What Mick knew about his father was the dangers of flying a Huey gunship. He knows his father lost friends due to some of the skirmishes and experiences where some of his most dangerous times picking up injured soldiers or Marines during a MEDEVAC (medical evacuation) mission. Huey pilots maneuvered their Hueys by swooping through the trees and clouds and into spaces no man would land but did with guns a blazing from the helicopter’s sides.
Mick added his father had an unaccompanied tour in South Korea.
When his father served in Vietnam and South Korea, Mick said the family temporarily relocated to Fallon to be with the grandparents.
Dennis George, a retired colonel in the Nevada Army National Guard, flew helicopters in both the active Army and reserves. George began flight school in 1967 but while walking to class, he noticed a car with Nevada license plates and the Churchill County “CH” designation. The young lieutenant quickly became a sleuth and discovered the Yorks owned the vehicle. After their schooling, their paths crossed again.
“A year later we were in Vietnam,” George said. “He was the battalion ops (operations) officer for the company.”
George said he flew helicopters, but York was confined to an office except for meeting his flight hours.
“I thought the world of him,” George said, adding he didn’t know Carolyn well.
Both Val York and George kept in contact over the years, and later in their careers, they were both teaching ROTC as professors of military science, George at Nevada and York at Montana State University in Bozeman.
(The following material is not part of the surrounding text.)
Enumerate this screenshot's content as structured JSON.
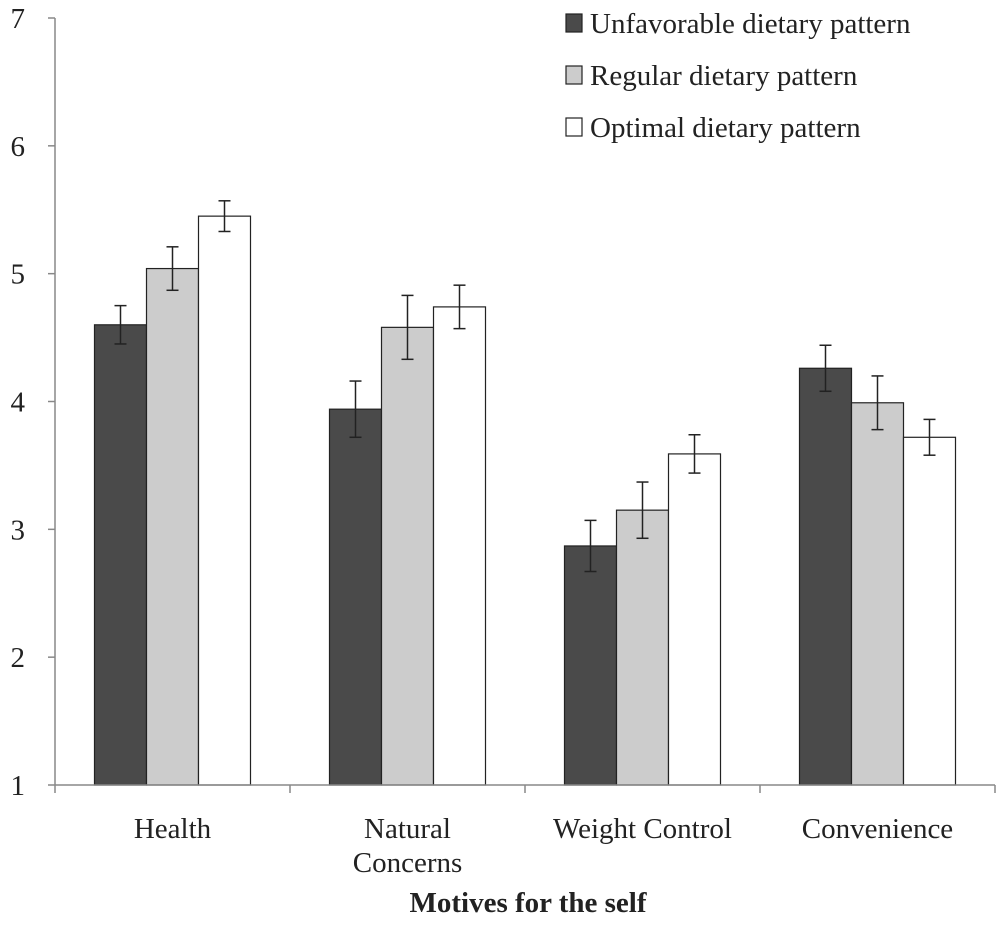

York finished his 20-year career at the National Training Center (Camp Irwin) 35 miles northeast of Barstow, Calif., and returned to Bozeman — after 18 months training in the desert — where he and Carolyn called home.
During his career, Val York earned many awards and decorations to include the Distinguished Flying Cross, Bronze Star Medal, and 32 Air Medals.


Former Nevada Gov. Robert Miller, right, presents Val York with his plaque for being inducted into the University of Nevada Athletics Hall of Fame in 1989.
Steve Ranson, file

 


Heading toward retirement
Tom York, the youngest son, enjoyed the time he spent with his father.
“He was like the coolest guy ever. He was just dad,” Tom said.
He also remembers some of his father’s military ventures in Vietnam, especially when he flew the Huey gunship.
“Dad was like the guy coming in with guns blazing at tree-top level,” York recalled.
During his father’s last tour before retiring, Tom said the family visited him at Fort Irwin, which Tom described as a horrible place. Tom also liked the extended trips to Fallon when the family stayed with the grandparents, whose house was located at Center and Taylor streets. While his father was in Vietnam, Tom said the boys attended school at Northside Elementary for six months.
During Val York’s assignment at MSU and in retirement, Tom York said his father liked to hunt and fish and enjoy the scenery of Big Sky country. Both Val and Carolyn traveled extensively in the United States and overseas.
Paul Slayton, a former pastor and family friend, said at the military service Val and Carolyn York had a marvelous circle of friends.
“You knew Carolyn and Val and knew they cherished family and friends,” Slayton said. “You knew them in a different time.”
Slayton said the Yorks thought of their family and friends first and also had a marriage that spanned more than six decades.
“The best things in life are people in love, the places they have been and the memories made along the way,” Slayton said.